Coins issued in the name of Sarbananda Singha provide evidence of the royal authority claimed and exercised by him during the period of Matak autonomy.

==Conflict with the Ahom government==

During his struggle against the Ahom government, Sarbananda Singha received assistance from a group of Singphos. His position, however, came under pressure after the Ahom statesman Purnananda Burhagohain recovered Rangpur and subsequently sent an expedition against him.

Faced with the advancing Ahom expedition, Sarbananda was compelled to retreat to a Singpho village. While there, he sought outside assistance and dispatched envoys to the Burmese court, appealing for support against the Ahom government.

These events formed part of the prolonged contest for political authority in Upper Assam during the later stages of the Moamoria disturbances.

==Succession==

Sarbananda Singha was succeeded by his eldest son, Matibor Borsenapoti, who became the second ruler of the Matak Kingdom.

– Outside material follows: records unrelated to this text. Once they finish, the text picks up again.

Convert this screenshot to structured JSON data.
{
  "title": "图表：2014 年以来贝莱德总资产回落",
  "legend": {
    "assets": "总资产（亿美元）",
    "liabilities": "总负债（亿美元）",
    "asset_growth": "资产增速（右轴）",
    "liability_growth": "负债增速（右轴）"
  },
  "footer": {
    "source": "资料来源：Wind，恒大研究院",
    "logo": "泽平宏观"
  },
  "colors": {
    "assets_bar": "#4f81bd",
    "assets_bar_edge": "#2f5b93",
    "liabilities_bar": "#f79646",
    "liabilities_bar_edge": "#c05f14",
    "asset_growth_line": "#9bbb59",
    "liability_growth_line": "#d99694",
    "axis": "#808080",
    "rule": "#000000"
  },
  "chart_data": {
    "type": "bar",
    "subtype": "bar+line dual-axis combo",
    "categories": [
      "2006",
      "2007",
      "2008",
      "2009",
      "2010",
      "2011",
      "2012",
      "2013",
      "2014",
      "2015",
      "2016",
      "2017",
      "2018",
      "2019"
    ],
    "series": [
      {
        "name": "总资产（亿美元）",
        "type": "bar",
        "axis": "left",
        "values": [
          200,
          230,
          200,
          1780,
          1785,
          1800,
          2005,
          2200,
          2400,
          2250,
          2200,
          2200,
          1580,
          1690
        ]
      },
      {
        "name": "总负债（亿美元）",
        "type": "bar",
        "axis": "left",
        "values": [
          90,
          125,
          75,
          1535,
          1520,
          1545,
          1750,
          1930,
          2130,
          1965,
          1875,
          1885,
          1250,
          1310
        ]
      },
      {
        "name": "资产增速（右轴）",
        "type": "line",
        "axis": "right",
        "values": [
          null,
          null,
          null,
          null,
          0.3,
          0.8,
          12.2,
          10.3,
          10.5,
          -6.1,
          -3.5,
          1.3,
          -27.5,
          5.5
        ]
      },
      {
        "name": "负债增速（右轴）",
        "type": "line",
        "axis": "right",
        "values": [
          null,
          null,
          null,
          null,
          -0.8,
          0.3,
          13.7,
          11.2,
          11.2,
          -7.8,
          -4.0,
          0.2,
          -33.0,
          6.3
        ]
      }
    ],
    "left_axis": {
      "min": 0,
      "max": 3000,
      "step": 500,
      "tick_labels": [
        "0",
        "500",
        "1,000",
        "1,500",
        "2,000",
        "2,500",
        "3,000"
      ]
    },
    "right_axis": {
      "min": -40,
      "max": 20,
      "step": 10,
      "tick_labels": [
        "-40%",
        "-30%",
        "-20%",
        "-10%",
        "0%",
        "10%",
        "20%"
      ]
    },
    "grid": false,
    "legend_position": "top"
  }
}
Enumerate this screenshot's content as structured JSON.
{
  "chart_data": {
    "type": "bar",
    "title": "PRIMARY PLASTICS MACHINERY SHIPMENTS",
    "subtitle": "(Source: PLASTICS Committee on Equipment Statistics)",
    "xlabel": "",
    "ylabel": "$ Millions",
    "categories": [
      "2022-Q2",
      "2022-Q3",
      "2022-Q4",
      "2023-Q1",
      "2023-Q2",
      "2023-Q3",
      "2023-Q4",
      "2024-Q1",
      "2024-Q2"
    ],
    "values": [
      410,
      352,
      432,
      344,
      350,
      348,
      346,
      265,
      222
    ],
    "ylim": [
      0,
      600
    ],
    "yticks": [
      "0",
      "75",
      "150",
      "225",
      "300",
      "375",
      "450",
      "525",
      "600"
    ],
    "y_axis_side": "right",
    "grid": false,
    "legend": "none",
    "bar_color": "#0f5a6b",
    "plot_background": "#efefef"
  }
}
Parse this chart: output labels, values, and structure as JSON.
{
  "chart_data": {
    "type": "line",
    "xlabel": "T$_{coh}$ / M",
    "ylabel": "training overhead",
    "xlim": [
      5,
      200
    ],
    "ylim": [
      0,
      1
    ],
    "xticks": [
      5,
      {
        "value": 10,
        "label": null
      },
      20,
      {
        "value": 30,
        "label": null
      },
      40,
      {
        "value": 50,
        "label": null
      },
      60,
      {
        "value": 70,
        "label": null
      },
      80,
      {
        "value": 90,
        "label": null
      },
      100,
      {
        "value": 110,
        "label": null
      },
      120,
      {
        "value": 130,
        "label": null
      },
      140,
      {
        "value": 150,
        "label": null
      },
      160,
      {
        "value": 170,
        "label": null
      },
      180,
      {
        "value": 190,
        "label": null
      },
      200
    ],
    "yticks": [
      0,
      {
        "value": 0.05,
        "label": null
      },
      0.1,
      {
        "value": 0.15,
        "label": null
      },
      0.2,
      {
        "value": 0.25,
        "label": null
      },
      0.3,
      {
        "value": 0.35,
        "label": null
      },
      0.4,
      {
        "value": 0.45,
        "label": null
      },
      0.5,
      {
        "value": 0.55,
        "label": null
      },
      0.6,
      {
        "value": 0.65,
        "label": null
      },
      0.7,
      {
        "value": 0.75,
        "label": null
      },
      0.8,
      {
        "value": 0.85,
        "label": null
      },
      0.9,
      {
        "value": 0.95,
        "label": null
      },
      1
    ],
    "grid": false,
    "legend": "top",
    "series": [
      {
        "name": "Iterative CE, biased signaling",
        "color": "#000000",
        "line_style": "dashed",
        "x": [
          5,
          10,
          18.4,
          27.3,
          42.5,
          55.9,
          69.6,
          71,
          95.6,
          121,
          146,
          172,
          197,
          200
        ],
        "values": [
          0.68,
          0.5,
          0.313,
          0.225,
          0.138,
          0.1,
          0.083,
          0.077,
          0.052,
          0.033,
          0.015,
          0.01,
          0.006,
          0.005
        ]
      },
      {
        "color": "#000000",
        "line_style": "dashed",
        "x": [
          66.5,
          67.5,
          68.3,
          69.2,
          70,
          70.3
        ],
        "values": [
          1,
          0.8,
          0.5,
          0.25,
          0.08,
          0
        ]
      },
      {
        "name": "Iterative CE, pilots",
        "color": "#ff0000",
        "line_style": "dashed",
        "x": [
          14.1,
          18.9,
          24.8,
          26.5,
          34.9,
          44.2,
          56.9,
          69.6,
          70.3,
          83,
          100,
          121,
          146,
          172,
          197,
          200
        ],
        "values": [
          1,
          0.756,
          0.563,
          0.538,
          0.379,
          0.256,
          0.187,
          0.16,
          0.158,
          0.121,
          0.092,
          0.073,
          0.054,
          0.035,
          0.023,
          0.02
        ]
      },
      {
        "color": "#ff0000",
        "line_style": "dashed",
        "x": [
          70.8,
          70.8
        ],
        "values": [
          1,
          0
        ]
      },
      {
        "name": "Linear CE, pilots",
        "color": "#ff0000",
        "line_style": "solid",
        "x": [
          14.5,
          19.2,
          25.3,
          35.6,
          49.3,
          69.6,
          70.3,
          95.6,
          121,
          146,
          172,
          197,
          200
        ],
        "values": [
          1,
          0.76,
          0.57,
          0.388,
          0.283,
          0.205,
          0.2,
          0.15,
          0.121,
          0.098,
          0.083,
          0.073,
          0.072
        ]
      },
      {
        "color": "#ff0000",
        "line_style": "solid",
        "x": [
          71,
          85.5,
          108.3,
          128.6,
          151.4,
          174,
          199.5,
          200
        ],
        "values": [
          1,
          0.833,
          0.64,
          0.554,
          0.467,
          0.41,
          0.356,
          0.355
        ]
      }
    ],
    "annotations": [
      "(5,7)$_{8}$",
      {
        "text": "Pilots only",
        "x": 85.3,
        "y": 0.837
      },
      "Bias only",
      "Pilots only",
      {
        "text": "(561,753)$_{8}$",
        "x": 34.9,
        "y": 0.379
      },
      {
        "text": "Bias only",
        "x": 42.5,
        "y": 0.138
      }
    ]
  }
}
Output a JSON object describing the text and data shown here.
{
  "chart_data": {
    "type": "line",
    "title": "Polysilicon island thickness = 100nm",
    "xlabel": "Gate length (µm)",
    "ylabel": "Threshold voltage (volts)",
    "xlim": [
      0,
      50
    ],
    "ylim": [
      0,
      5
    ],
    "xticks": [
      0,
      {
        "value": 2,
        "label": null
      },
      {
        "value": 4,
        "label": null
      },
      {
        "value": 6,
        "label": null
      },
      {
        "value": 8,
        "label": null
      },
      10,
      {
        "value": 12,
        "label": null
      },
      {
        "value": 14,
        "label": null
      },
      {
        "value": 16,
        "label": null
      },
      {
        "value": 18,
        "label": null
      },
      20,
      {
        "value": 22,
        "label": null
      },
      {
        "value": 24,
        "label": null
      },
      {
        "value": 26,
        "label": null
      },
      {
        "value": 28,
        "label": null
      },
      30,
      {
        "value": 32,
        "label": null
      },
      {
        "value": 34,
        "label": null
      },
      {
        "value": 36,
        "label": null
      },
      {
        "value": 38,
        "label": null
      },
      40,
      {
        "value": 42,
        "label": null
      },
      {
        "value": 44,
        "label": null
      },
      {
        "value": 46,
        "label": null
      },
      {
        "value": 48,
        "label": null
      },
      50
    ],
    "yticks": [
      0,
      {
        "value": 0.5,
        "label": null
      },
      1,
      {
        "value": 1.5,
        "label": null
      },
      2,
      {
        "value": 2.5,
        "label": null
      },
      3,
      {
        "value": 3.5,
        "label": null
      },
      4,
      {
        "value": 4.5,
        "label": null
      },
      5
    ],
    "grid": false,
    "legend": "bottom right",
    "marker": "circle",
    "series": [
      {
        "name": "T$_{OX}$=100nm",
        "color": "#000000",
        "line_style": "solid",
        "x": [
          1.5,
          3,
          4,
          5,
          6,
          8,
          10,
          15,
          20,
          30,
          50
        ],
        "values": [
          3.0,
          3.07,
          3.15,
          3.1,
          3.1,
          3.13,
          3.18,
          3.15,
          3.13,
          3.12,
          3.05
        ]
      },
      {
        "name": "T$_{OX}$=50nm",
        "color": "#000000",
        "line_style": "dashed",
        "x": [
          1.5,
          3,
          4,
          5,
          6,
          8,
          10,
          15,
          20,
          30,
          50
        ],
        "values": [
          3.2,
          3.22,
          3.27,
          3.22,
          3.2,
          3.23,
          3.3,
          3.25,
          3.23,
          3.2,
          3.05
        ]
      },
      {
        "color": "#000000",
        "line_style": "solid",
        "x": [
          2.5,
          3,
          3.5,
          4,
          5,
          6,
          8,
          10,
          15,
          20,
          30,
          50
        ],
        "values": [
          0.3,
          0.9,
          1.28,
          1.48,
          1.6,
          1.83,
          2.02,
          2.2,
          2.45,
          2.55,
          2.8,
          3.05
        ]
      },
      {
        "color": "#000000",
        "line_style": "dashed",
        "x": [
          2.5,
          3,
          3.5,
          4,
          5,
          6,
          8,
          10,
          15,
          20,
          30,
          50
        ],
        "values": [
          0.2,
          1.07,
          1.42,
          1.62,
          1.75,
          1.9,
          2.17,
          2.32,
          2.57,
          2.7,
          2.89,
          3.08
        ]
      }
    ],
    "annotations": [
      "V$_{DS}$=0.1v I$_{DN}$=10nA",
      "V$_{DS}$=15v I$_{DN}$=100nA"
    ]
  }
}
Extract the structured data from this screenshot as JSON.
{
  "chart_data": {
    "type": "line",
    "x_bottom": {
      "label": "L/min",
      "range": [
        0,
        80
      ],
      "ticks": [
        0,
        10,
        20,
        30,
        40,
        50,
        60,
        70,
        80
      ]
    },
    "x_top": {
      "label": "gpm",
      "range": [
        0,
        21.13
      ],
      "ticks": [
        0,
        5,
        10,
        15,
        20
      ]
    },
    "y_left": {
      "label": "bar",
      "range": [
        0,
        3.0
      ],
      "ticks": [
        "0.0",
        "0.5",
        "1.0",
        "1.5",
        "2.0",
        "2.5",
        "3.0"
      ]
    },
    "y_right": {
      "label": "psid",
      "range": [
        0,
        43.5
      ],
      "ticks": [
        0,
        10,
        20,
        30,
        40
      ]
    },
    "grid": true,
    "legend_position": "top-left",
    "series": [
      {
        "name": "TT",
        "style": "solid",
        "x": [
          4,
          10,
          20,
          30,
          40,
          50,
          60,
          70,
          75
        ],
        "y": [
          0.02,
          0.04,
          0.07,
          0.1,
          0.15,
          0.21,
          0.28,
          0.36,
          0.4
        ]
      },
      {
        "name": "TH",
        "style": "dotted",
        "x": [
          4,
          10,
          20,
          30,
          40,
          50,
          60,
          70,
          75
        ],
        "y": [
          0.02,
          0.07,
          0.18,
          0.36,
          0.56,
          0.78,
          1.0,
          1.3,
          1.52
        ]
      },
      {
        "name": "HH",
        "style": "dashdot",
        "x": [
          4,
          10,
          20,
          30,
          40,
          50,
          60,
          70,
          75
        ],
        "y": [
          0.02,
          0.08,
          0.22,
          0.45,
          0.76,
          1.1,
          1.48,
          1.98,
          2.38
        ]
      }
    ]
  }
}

The succession continued the ruling house established under Sarbananda in the autonomous Matak territory.

==Legacy==

Sarbananda Singha is remembered in the history of the Matak polity as its first ruler and as one of the prominent leaders associated with the Moamoria movement. His rule was centred on Bengmara, in the area of present-day Tinsukia. A statue commemorating Sarbananda Singha stands in the middle of Tinkunia Pukhuri in Tinsukia. Coins attributed to his reign have also been discussed in historical scholarship on the Matak Kingdom.